Die Erbse war kalt, vermutlich kam sie geradewegs aus dem Schrank, in dem Menschen Dinge kalt aufbewahrten. Das erkannte die verschrumpelte Erbse an dem Wasser, welches auf der glatten Oberfläche des Neuankömmlings zu Boden rann.
Stille herrschte, die junge Erbse wachte gerade erst aus dem Schlaf der Kälte auf und die ältere hatte sich an die Stille gewöhnt.
Es wurde Nacht.
Unter dem Schrank betrachtete die ältere Erbse die jüngere. Glatt war ihre Haut und von einer frischen grünen Farbe. So jung und schön. Und etwas geschah, was die Erbse in ihrem einsamen Dasein nie vermutet hätte. Sie verliebte sich.

3.
Die Erbse sprach, als der Morgen kam.
„Wie lange bist du schon hier?“
Die ältere Erbse hatte die Nacht im wachen Zustand verbracht, hatte nicht einschlafen können, wie gebannt von der im schwachen Sternenlicht schimmernden Erbse, die immer noch still vor sich hindöste.
„Lange. Sehr lange. Ich liege schon so lange hier, dass ich mich nicht mehr daran erinnern kann, wann ich das letzte Mal gesprochen habe. Doch jetzt wird es anders. Jetzt endet die Einsamkeit.“
Es kam keine Antwort, nur ein Wippen. Die einzige Bewegung, zu der Erbsen in der Lage waren. Den restlichen Tag verbrachten sie im Gespräch.

4.
Ihre helle Stimme hatte ihn gefangen. In seinen Träumen lagen sie nebeneinander, seine vertrocknete Schale an ihrer glatten. Er war nicht wirklich alt. Er sah nur so aus. Es schmerzte ihn, wenn er daran dachte, dass sie eines Tages auch so aussehen würde, doch gleichzeitig wusste er, dass es ihm egal sein konnte. Er wollte immer bei ihr sein, sie beschützen. Ihre Farbe bewundern und ihrer Stimme lauschen.
Doch es gab ein Problem.

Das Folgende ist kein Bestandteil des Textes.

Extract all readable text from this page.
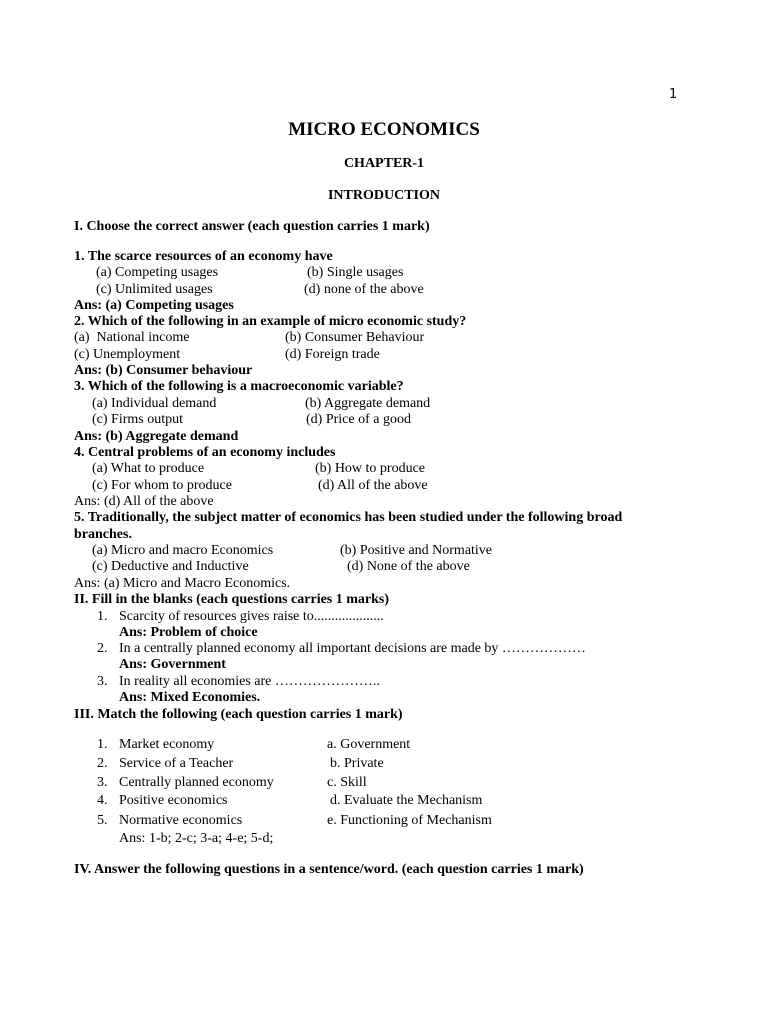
1
MICRO ECONOMICS
CHAPTER-1
INTRODUCTION
I. Choose the correct answer (each question carries 1 mark)
1. The scarce resources of an economy have
(a) Competing usages	(b) Single usages
(c) Unlimited usages	(d) none of the above
Ans: (a) Competing usages
2. Which of the following in an example of micro economic study?
(a)  National income	(b) Consumer Behaviour
(c) Unemployment	(d) Foreign trade
Ans: (b) Consumer behaviour
3. Which of the following is a macroeconomic variable?
(a) Individual demand	(b) Aggregate demand
(c) Firms output	(d) Price of a good
Ans: (b) Aggregate demand
4. Central problems of an economy includes
(a) What to produce	(b) How to produce
(c) For whom to produce	(d) All of the above
Ans: (d) All of the above
5. Traditionally, the subject matter of economics has been studied under the following broad
branches.
(a) Micro and macro Economics	(b) Positive and Normative
(c) Deductive and Inductive	(d) None of the above
Ans: (a) Micro and Macro Economics.
II. Fill in the blanks (each questions carries 1 marks)
1. Scarcity of resources gives raise to....................
Ans: Problem of choice
2. In a centrally planned economy all important decisions are made by ………………
Ans: Government
3. In reality all economies are …………………..
Ans: Mixed Economies.
III. Match the following (each question carries 1 mark)
1. Market economy	a. Government
2. Service of a Teacher	b. Private
3. Centrally planned economy	c. Skill
4. Positive economics	d. Evaluate the Mechanism
5. Normative economics	e. Functioning of Mechanism
Ans: 1-b; 2-c; 3-a; 4-e; 5-d;
IV. Answer the following questions in a sentence/word. (each question carries 1 mark)
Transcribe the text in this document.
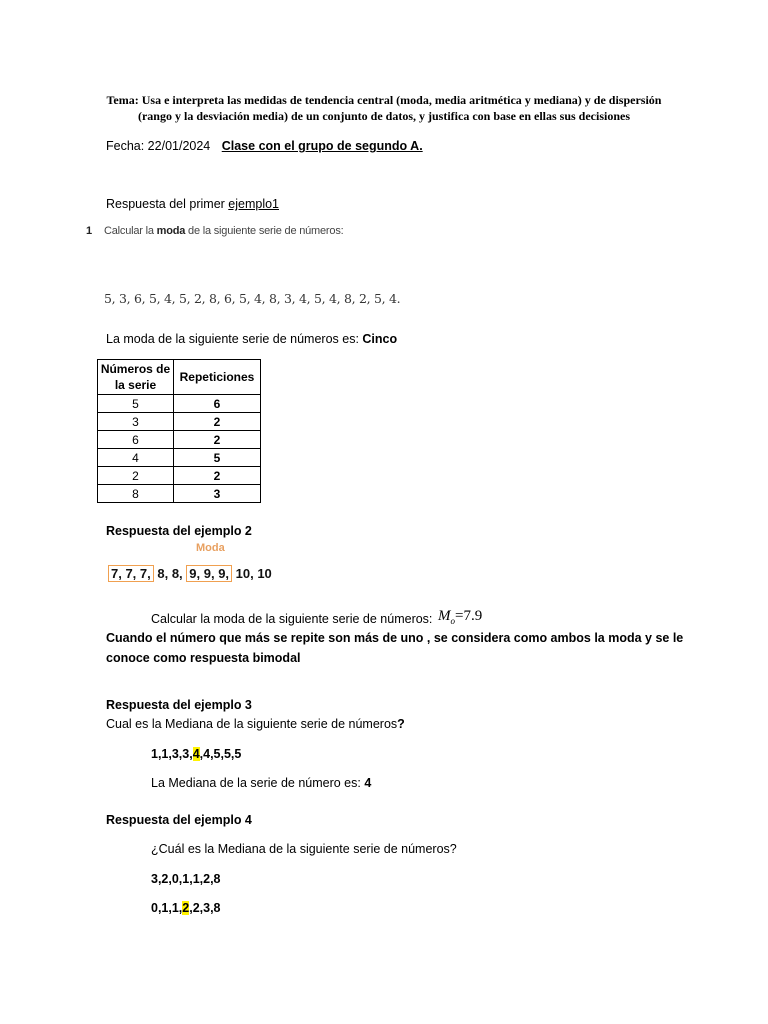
Tema: Usa e interpreta las medidas de tendencia central (moda, media aritmética y mediana) y de dispersión (rango y la desviación media) de un conjunto de datos, y justifica con base en ellas sus decisiones
Fecha: 22/01/2024 Clase con el grupo de segundo A.
Respuesta del primer ejemplo1
1 Calcular la moda de la siguiente serie de números:
5, 3, 6, 5, 4, 5, 2, 8, 6, 5, 4, 8, 3, 4, 5, 4, 8, 2, 5, 4.
La moda de la siguiente serie de números es: Cinco
Números de la serie	Repeticiones
5	6
3	2
6	2
4	5
2	2
8	3
Respuesta del ejemplo 2
Moda
7, 7, 7, 8, 8, 9, 9, 9, 10, 10
Calcular la moda de la siguiente serie de números: $M_o=7.9$
Cuando el número que más se repite son más de uno , se considera como ambos la moda y se le
conoce como respuesta bimodal
Respuesta del ejemplo 3
Cual es la Mediana de la siguiente serie de números?
1,1,3,3,4,4,5,5,5
La Mediana de la serie de número es: 4
Respuesta del ejemplo 4
¿Cuál es la Mediana de la siguiente serie de números?
3,2,0,1,1,2,8
0,1,1,2,2,3,8
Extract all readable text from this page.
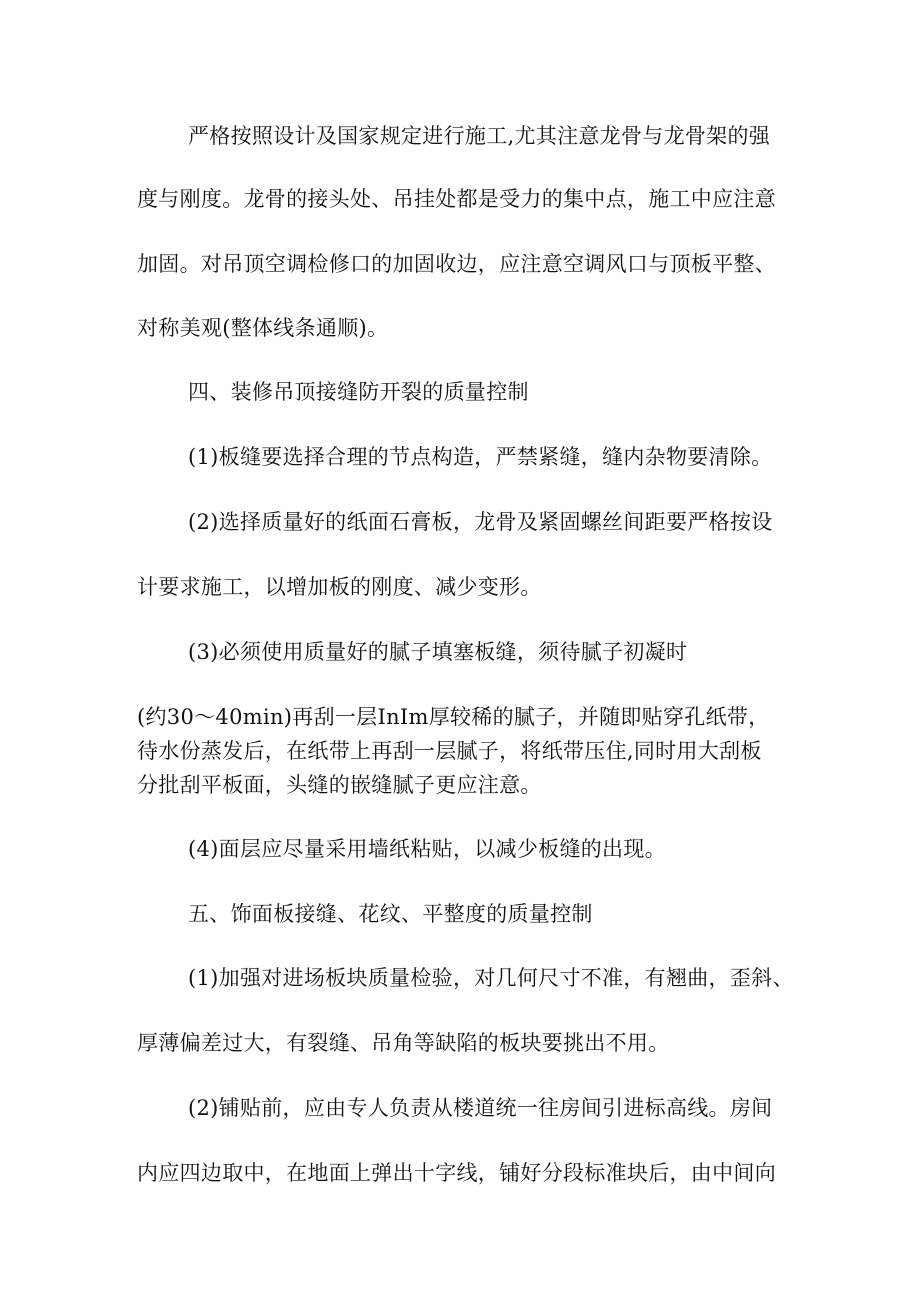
严格按照设计及国家规定进行施工,尤其注意龙骨与龙骨架的强
度与刚度。龙骨的接头处、吊挂处都是受力的集中点，施工中应注意
加固。对吊顶空调检修口的加固收边，应注意空调风口与顶板平整、
对称美观(整体线条通顺)。
四、装修吊顶接缝防开裂的质量控制
(1)板缝要选择合理的节点构造，严禁紧缝，缝内杂物要清除。
(2)选择质量好的纸面石膏板，龙骨及紧固螺丝间距要严格按设
计要求施工，以增加板的刚度、减少变形。
(3)必须使用质量好的腻子填塞板缝，须待腻子初凝时
(约30～40min)再刮一层InIm厚较稀的腻子，并随即贴穿孔纸带，
待水份蒸发后，在纸带上再刮一层腻子，将纸带压住,同时用大刮板
分批刮平板面，头缝的嵌缝腻子更应注意。
(4)面层应尽量采用墙纸粘贴，以减少板缝的出现。
五、饰面板接缝、花纹、平整度的质量控制
(1)加强对进场板块质量检验，对几何尺寸不准，有翘曲，歪斜、
厚薄偏差过大，有裂缝、吊角等缺陷的板块要挑出不用。
(2)铺贴前，应由专人负责从楼道统一往房间引进标高线。房间
内应四边取中，在地面上弹出十字线，铺好分段标准块后，由中间向
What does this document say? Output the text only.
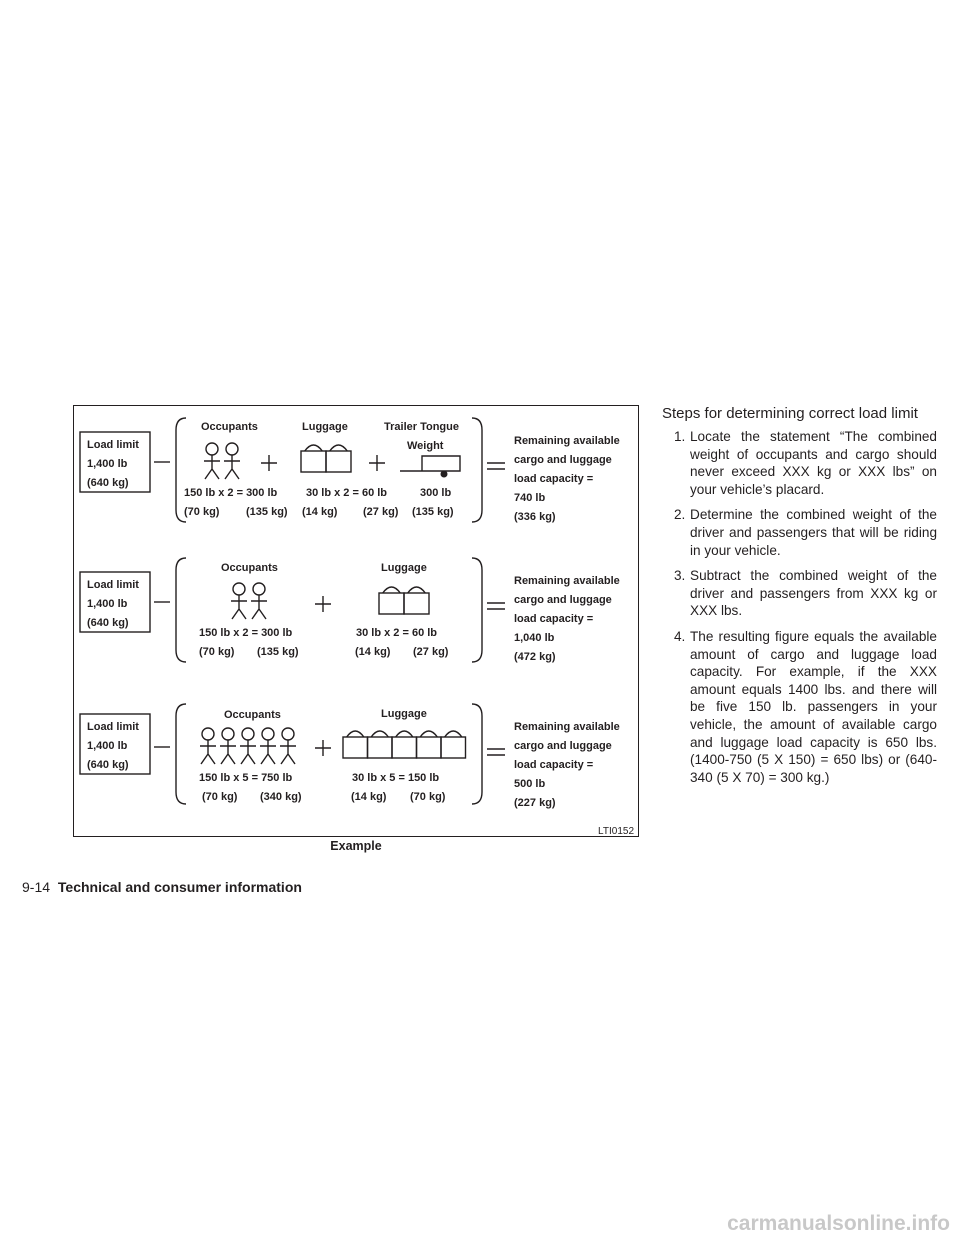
Load limit
1,400 lb
(640 kg)
Occupants
150 lb x 2 = 300 lb
(70 kg) (135 kg)
Luggage
30 lb x 2 = 60 lb
(14 kg) (27 kg)
Trailer Tongue
Weight
300 lb
(135 kg)
Remaining available
cargo and luggage
load capacity =
740 lb
(336 kg)
Load limit
1,400 lb
(640 kg)
Occupants
150 lb x 2 = 300 lb
(70 kg) (135 kg)
Luggage
30 lb x 2 = 60 lb
(14 kg) (27 kg)
Remaining available
cargo and luggage
load capacity =
1,040 lb
(472 kg)
Load limit
1,400 lb
(640 kg)
Occupants
150 lb x 5 = 750 lb
(70 kg) (340 kg)
Luggage
30 lb x 5 = 150 lb
(14 kg) (70 kg)
Remaining available
cargo and luggage
load capacity =
500 lb
(227 kg)
LTI0152
Example
Steps for determining correct load limit
1. Locate the statement “The combined weight of occupants and cargo should never exceed XXX kg or XXX lbs” on your vehicle’s placard.
2. Determine the combined weight of the driver and passengers that will be riding in your vehicle.
3. Subtract the combined weight of the driver and passengers from XXX kg or XXX lbs.
4. The resulting figure equals the available amount of cargo and luggage load capacity. For example, if the XXX amount equals 1400 lbs. and there will be five 150 lb. passengers in your vehicle, the amount of available cargo and luggage load capacity is 650 lbs. (1400-750 (5 X 150) = 650 lbs) or (640-340 (5 X 70) = 300 kg.)
9-14 Technical and consumer information
carmanualsonline.info
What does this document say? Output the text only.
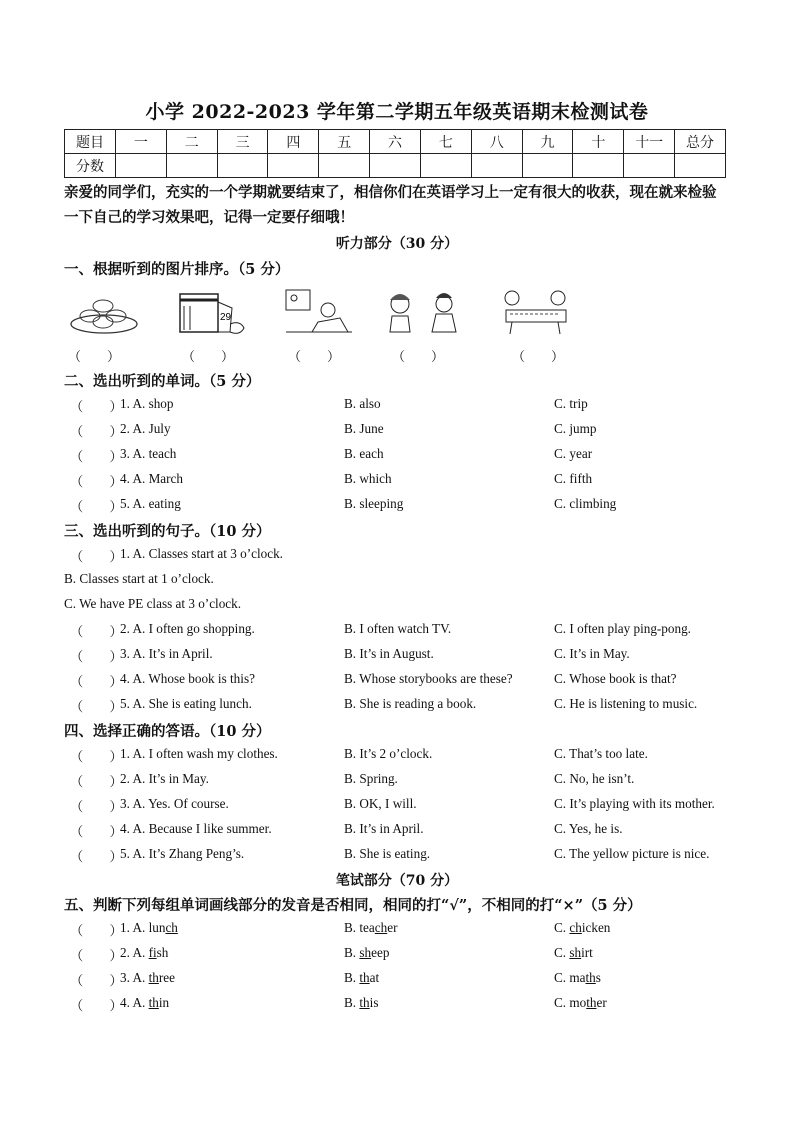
小学 2022-2023 学年第二学期五年级英语期末检测试卷
题目	一	二	三	四	五	六	七	八	九	十	十一	总分
分数												
亲爱的同学们，充实的一个学期就要结束了，相信你们在英语学习上一定有很大的收获，现在就来检验一下自己的学习效果吧，记得一定要仔细哦！
听力部分（30 分）
一、根据听到的图片排序。（5 分）
29
（　　）	（　　）	（　　）	（　　）	（　　）
二、选出听到的单词。（5 分）
（　　）
1. A. shop	B. also	C. trip
（　　）
2. A. July	B. June	C. jump
（　　）
3. A. teach	B. each	C. year
（　　）
4. A. March	B. which	C. fifth
（　　）
5. A. eating	B. sleeping	C. climbing
三、选出听到的句子。（10 分）
（　　）
1. A. Classes start at 3 o’clock.
B. Classes start at 1 o’clock.
C. We have PE class at 3 o’clock.
（　　）
2. A. I often go shopping.	B. I often watch TV.	C. I often play ping-pong.
（　　）
3. A. It’s in April.	B. It’s in August.	C. It’s in May.
（　　）
4. A. Whose book is this?	B. Whose storybooks are these?	C. Whose book is that?
（　　）
5. A. She is eating lunch.	B. She is reading a book.	C. He is listening to music.
四、选择正确的答语。（10 分）
（　　）
1. A. I often wash my clothes.	B. It’s 2 o’clock.	C. That’s too late.
（　　）
2. A. It’s in May.	B. Spring.	C. No, he isn’t.
（　　）
3. A. Yes. Of course.	B. OK, I will.	C. It’s playing with its mother.
（　　）
4. A. Because I like summer.	B. It’s in April.	C. Yes, he is.
（　　）
5. A. It’s Zhang Peng’s.	B. She is eating.	C. The yellow picture is nice.
笔试部分（70 分）
五、判断下列每组单词画线部分的发音是否相同，相同的打“√”，不相同的打“×”（5 分）
（　　）
1. A. lunch	B. teacher	C. chicken
（　　）
2. A. fish	B. sheep	C. shirt
（　　）
3. A. three	B. that	C. maths
（　　）
4. A. thin	B. this	C. mother
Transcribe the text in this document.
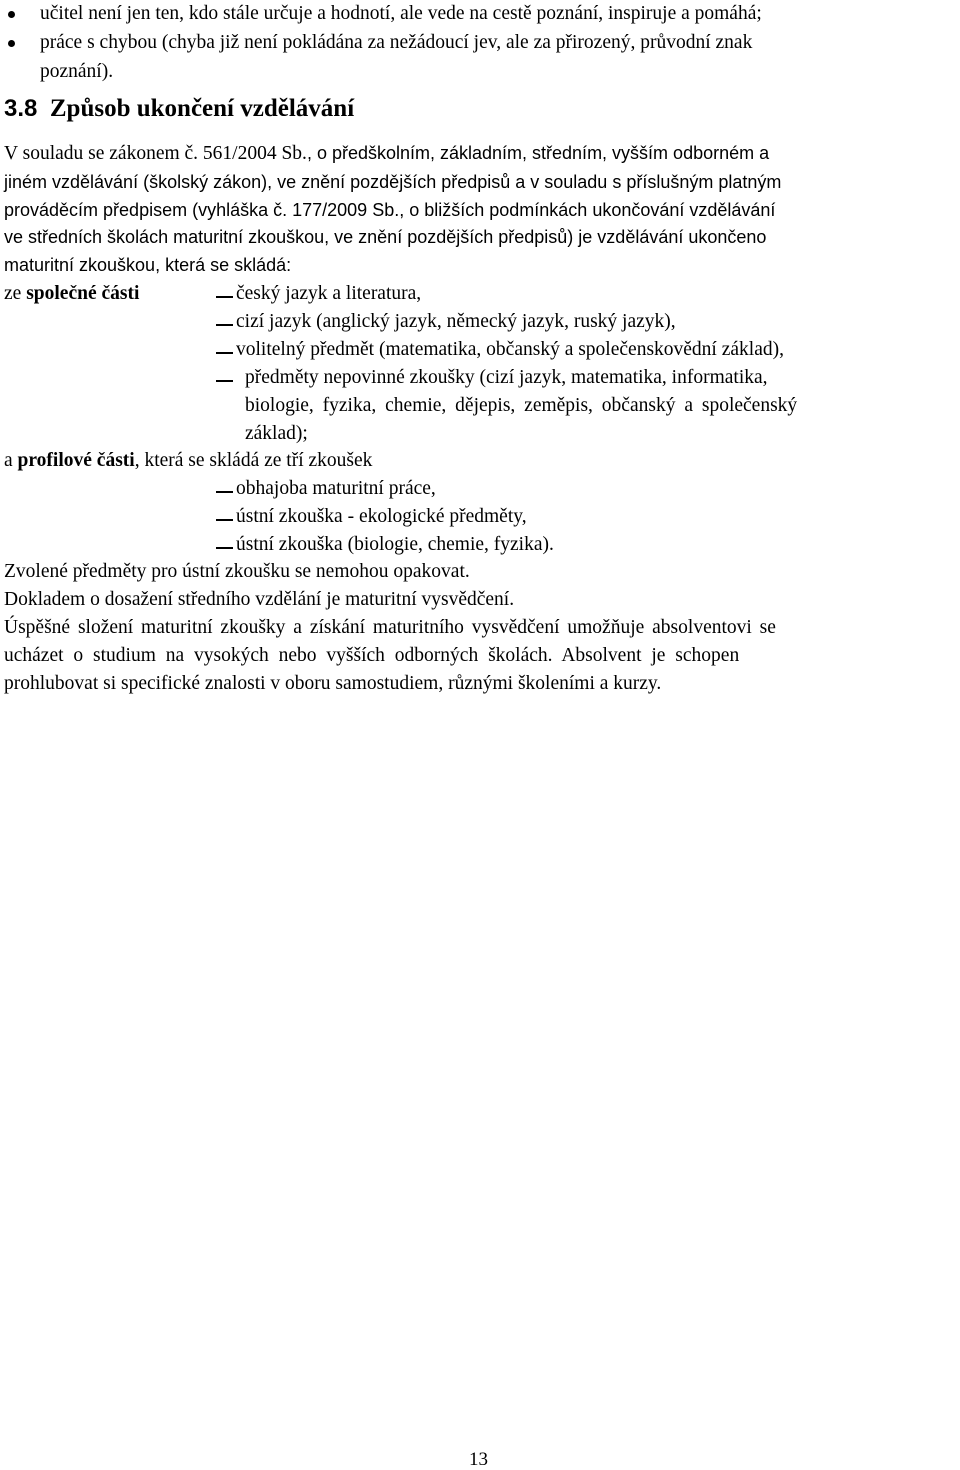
učitel není jen ten, kdo stále určuje a hodnotí, ale vede na cestě poznání, inspiruje a pomáhá;
práce s chybou (chyba již není pokládána za nežádoucí jev, ale za přirozený, průvodní znak
poznání).
3.8 Způsob ukončení vzdělávání
V souladu se zákonem č. 561/2004 Sb., o předškolním, základním, středním, vyšším odborném a
jiném vzdělávání (školský zákon), ve znění pozdějších předpisů a v souladu s příslušným platným
prováděcím předpisem (vyhláška č. 177/2009 Sb., o bližších podmínkách ukončování vzdělávání
ve středních školách maturitní zkouškou, ve znění pozdějších předpisů) je vzdělávání ukončeno
maturitní zkouškou, která se skládá:
ze společné části	český jazyk a literatura,
cizí jazyk (anglický jazyk, německý jazyk, ruský jazyk),
volitelný předmět (matematika, občanský a společenskovědní základ),
předměty nepovinné zkoušky (cizí jazyk, matematika, informatika,
biologie, fyzika, chemie, dějepis, zeměpis, občanský a společenský
základ);
a profilové části, která se skládá ze tří zkoušek
obhajoba maturitní práce,
ústní zkouška - ekologické předměty,
ústní zkouška (biologie, chemie, fyzika).
Zvolené předměty pro ústní zkoušku se nemohou opakovat.
Dokladem o dosažení středního vzdělání je maturitní vysvědčení.
Úspěšné složení maturitní zkoušky a získání maturitního vysvědčení umožňuje absolventovi se
ucházet o studium na vysokých nebo vyšších odborných školách. Absolvent je schopen
prohlubovat si specifické znalosti v oboru samostudiem, různými školeními a kurzy.
13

Ein Problem, welches auf Menschen winzig erschien, aber für die Erbse war es alles. Das Problem hieß zweieinhalb Zentimeter. Die Entfernung, welche die beiden Erbsen voneinander trennte.

5.
„Ich komme von einem Feld. Unzählige Erbsen gab es dort. Wir spielten an den Fäden, die uns an der Schote hielten und lachten.“
Die Erbse erzählte gerne von dem Feld. Sie hatte es erst gesehen, als man sie aus ihrer Schale löste.
„Ich komme aus einem Haus. Auch dort gab es viele von uns, doch ebenso anderes Gemüse. Vor den Tomaten haben wir uns gefürchtet. Ihre Stimmen waren laut und unangenehm, und wir stellten sie uns immer als große gefährliche Monster da.“ Auch er hatte das Haus erst gesehen, als man die Schale löste. Doch es war sein Zuhause gewesen.

6.
Die Tage kamen und gingen. Die Schale der Erbse verlor allmählich ihre Glätte, erste Runzeln durchzogen den runden Körper.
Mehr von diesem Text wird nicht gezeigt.